Thermodynamic analysis and comparison of two new tri-generation (hydrogen, power, heating) systems using geothermal energy

In this study, two new multi-generation (hydrogen, power, heating) systems are thermodynamically analyzed and optimized. For the proposed cycles, the two systems are distinguished by the power generation cycle, so that the organic Rankine cycle and the Kalina cycle are used to produce power. Both systems also use domestic water heater for heating and proton exchange membrane electrolyzer for hydrogen production.
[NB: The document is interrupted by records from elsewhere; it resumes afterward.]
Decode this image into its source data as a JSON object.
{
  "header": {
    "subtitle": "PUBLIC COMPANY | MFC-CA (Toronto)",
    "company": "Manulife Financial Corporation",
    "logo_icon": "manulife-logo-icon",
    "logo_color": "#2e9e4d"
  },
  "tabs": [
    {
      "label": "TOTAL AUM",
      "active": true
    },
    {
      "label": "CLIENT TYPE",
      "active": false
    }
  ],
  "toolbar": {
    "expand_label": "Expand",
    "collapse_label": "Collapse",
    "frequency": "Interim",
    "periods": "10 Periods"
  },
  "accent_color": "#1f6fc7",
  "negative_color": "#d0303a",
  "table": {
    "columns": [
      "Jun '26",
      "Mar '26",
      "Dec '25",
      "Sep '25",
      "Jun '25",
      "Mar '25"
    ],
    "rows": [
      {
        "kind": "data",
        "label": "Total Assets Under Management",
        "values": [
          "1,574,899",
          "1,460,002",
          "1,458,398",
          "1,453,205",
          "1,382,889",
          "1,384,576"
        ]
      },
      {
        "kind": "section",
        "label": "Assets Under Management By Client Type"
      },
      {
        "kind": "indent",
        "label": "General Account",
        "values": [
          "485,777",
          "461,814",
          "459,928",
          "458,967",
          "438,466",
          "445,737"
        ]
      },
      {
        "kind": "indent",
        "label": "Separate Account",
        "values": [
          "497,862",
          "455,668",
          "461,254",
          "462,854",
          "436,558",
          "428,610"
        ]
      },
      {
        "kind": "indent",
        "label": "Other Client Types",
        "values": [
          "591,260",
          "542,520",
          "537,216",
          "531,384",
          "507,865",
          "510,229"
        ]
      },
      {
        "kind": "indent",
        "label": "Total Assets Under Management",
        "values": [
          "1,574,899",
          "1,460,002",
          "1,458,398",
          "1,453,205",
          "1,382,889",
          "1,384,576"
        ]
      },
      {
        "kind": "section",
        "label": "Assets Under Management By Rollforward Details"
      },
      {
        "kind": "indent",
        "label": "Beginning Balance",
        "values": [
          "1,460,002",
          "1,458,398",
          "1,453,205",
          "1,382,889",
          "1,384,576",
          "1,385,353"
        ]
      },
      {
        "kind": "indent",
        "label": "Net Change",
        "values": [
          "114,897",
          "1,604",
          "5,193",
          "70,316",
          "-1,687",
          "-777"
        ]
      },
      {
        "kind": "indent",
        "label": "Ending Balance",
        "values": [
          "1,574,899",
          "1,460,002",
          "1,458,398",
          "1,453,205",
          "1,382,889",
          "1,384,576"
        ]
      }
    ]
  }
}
After the thermodynamic simulation, a comprehensive study was performed for evaluating the parameters affecting hydrogen production, net output power, heating, thermal efficiency and exergy efficiency of two cogeneration systems and finally, an optimization was performed from an exergy efficiency point of view. According to the results of this study, for the organic Rankine cycle-based tri-generation system, when evaporator temperature increases exergy efficiency and hydrogen production show optimum values while for Kalina cycle-based tri-generation system, hydrogen production and exergy efficiency increase. Also, according to the study of various operating fluids for the organic Rankine cycle, the R152a as an organic Rankine cycle fluid produces more hydrogen. Furthermore, based on the optimized results for 120 °C heat source temperature, the Kalina cycle-based tri-generation system has more exergy efficiency and more hydrogen production than the organic Rankine cycle-based tri-generation system.